D'accord, la soirée avait bien commencé : Stuart Braithwaite, le gnome de Mogwai, avait fait le déplacement d'Ecosse pour venir présenter son label Rock Action. Au programme, une séance de Djing surexcitée, durant laquelle le petit guitariste enchaînait de sacrés bons disques avec une dextérité confondante (Squarepusher, Stooges, Depeche Mode,…). Mais ensuite vint le documentaire " Take Me Somewhere ", sur la dernière tournée des hérauts du rock paroxystique : pas grand chose à se mettre sous la dent, si ce n'est que le petit est pétomane, son ami le flûtiste porte toujours le même T-shirt à la gloire des Super Furry Animals et le grand castard chauve aime bien Mayhem et les Misfits. Mouais… Léger, le clip… Et ce n'est pas Monguito, nouveau combo de Mauro, qui nous fera oublier les blagues potaches des Mogwai dans leur bus pourri (et puis de toute façon on n'y comprend rien, à leur accent) : Monguito, ça fait penser au nom d'un cocktail, ou d'une danse brésilienne. Pas de bol, on dirait plutôt du krautrock teuton qui aurait pété un plomb, ou du John Zorn se prenant pour Lou Reed période " Metal Machine Music ". Bref, ça casse la tête après trois minutes. Heureusement il y a Programme. Du moins c'est ce qu'on se dit en attendant le groupe débouler sur scène. Mais c'est mal connaître les deux zouaves qui, bien loin de nous faire oublier les facéties pathétiques de Mauro et les pets de Mogwai, vont nous asséner un sacré coup de poing dans les oreilles. En déversant leur haine du bourgeois acculé à vivre sa vie petitement, les deux bonhommes de Programme nous jettent nos défauts à la gueule, nous piègent dans nos propres illusions. Emporté par une rythmique glaciale (électro ou guitare), le chanteur déverse lentement ses crasses dans nos tympans, nous obligeant à écouter, à réagir, pointés du doigt comme des rats en quoi la société nous transforme. Ce concert, c'est donc " L'enfer tiède ", titre de leur deuxième album, car le public, coincé entre l'acquiescement (les applaudissements ne sont pas unanimes) et la culpabilité (être ou ne pas être le sujet de ces textes), ne sait sur quel pied danser. C'est peut-être ça, la force de Programme, en tout cas c'est implacable.

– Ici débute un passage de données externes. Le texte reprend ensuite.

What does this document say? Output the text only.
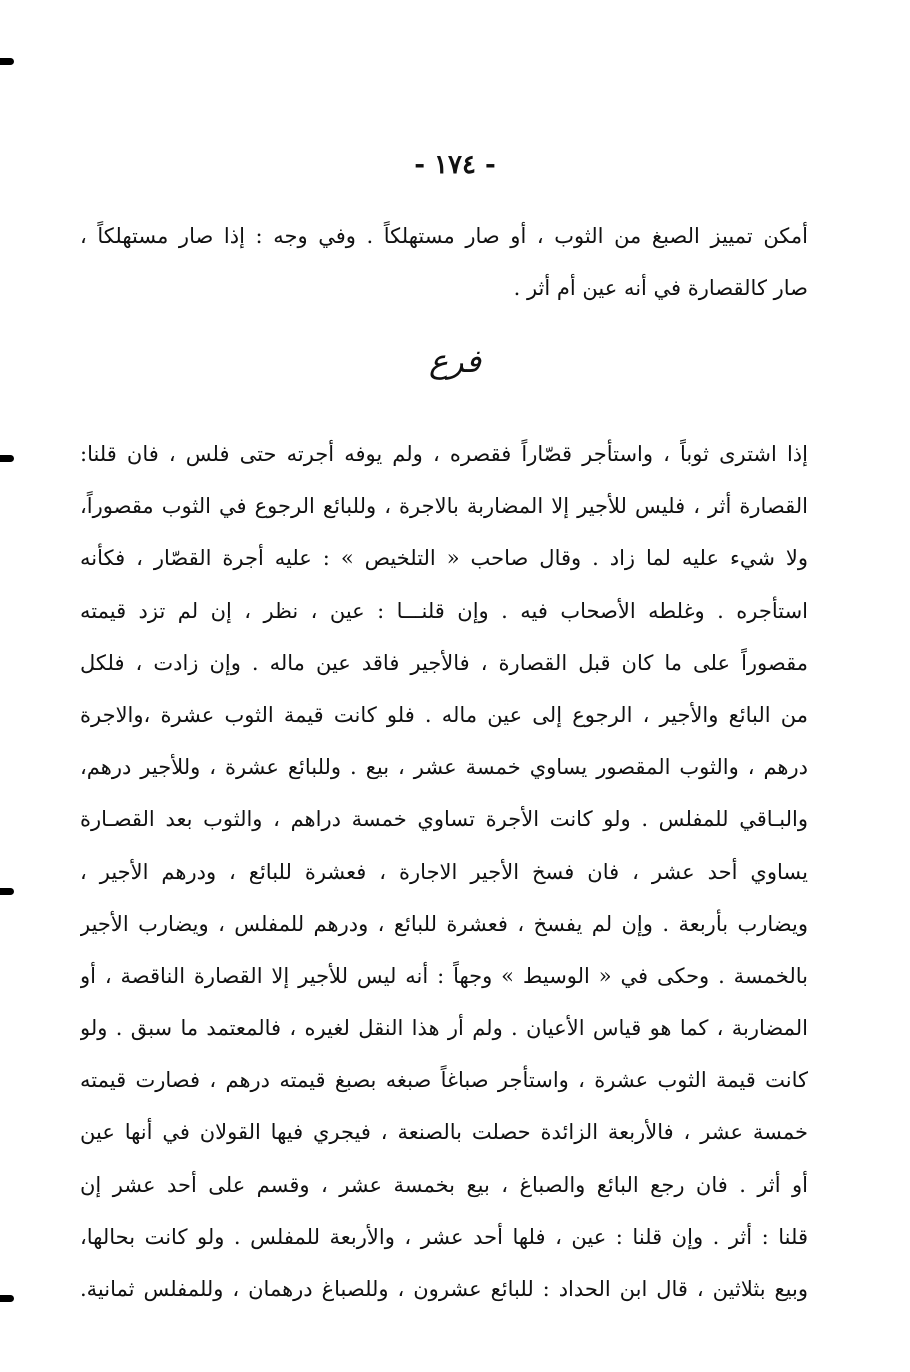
- ١٧٤ -
أمكن تمييز الصبغ من الثوب ، أو صار مستهلكاً . وفي وجه : إذا صار مستهلكاً ،
صار كالقصارة في أنه عين أم أثر .
فرع
إذا اشترى ثوباً ، واستأجر قصّاراً فقصره ، ولم يوفه أجرته حتى فلس ، فان قلنا:
القصارة أثر ، فليس للأجير إلا المضاربة بالاجرة ، وللبائع الرجوع في الثوب مقصوراً،
ولا شيء عليه لما زاد . وقال صاحب « التلخيص » : عليه أجرة القصّار ، فكأنه
استأجره . وغلطه الأصحاب فيه . وإن قلنـــا : عين ، نظر ، إن لم تزد قيمته
مقصوراً على ما كان قبل القصارة ، فالأجير فاقد عين ماله . وإن زادت ، فلكل
من البائع والأجير ، الرجوع إلى عين ماله . فلو كانت قيمة الثوب عشرة ،والاجرة
درهم ، والثوب المقصور يساوي خمسة عشر ، بيع . وللبائع عشرة ، وللأجير درهم،
والبـاقي للمفلس . ولو كانت الأجرة تساوي خمسة دراهم ، والثوب بعد القصـارة
يساوي أحد عشر ، فان فسخ الأجير الاجارة ، فعشرة للبائع ، ودرهم الأجير ،
ويضارب بأربعة . وإن لم يفسخ ، فعشرة للبائع ، ودرهم للمفلس ، ويضارب الأجير
بالخمسة . وحكى في « الوسيط » وجهاً : أنه ليس للأجير إلا القصارة الناقصة ، أو
المضاربة ، كما هو قياس الأعيان . ولم أر هذا النقل لغيره ، فالمعتمد ما سبق . ولو
كانت قيمة الثوب عشرة ، واستأجر صباغاً صبغه بصبغ قيمته درهم ، فصارت قيمته
خمسة عشر ، فالأربعة الزائدة حصلت بالصنعة ، فيجري فيها القولان في أنها عين
أو أثر . فان رجع البائع والصباغ ، بيع بخمسة عشر ، وقسم على أحد عشر إن
قلنا : أثر . وإن قلنا : عين ، فلها أحد عشر ، والأربعة للمفلس . ولو كانت بحالها،
وبيع بثلاثين ، قال ابن الحداد : للبائع عشرون ، وللصباغ درهمان ، وللمفلس ثمانية.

Le Tigre + Kevin Blechdom + Dat Politics + Peaches (samedi 20 avril)

Après Programme, un peu de finesse dans ce monde de brutes, avec la soirée Chicks On Speed, le label des trois délurées du même nom. A l'affiche ce soir-là, des filles, (surtout), du sexe (aussi), de l'electro punk bien barré (dans tous les cas). D'abord Kevin Blechdom, du duo Blectum From Blechdom, une fille, comme son prénom ne l'indique pas, qui sait parler aux machines. Son electro nature et sans complexe couplée à du spoken word nasillard (un peu comme Programme, mais sans l'accent toulousain) n'est pas sans charme, surtout quand la Kevin se prend pour Madonna, gigotant du popotin sur un beat soutenu, sorte de Liza Minelli branchée techno. Les Dat Politics, eux, viennent du Nord de la France. Pourtant, contrairement à leurs origines, leur nom pas drôle et leurs albums de bleeps durs à cuire, ces chirurgiens de l'electro se la jouent plutôt gaillards sur scène : gros son, beats un peu beaufs côtoyant sonorités d'avant-garde, duo avec Kevin, leur politique est de plaire, et c'est tant mieux. Sur leur dernier album, ils sont entourés de Kid 606 et des Matmos. En gros, le gratin de l'electronica la plus pointue, mais ouvert au format chanson. Certes, on est toujours très loin de Garou, mais quand même : ça fait plaisir de voir toutes ces bécanes et ses programmes (toujours eux…) s'emballer au contact de voix humaines. L'humain justement, Peaches elle connaît : courte vêtue et rasée de près, la Canadienne aime les hommes, voire aussi les femmes. Ses chansons, pleines de boum-boum et de gros riffs sexy, donnent la trique, flanquent des chaleurs. Hybride très hot de Kate Bush (pour la coiffure eighties), de Courtney Love (pour le côté " sale ") et de Debbie Harry (pour le côté disco-punk qui transpire), Peaches a de l'énergie à revendre, et de l'amour à partager. Accompagnée seulement de son Roland 505, elle chante avec du cœur (et du corps) à l'ouvrage, réveillant l'animal qui est en nous. Sacrée bitch, cette Peaches.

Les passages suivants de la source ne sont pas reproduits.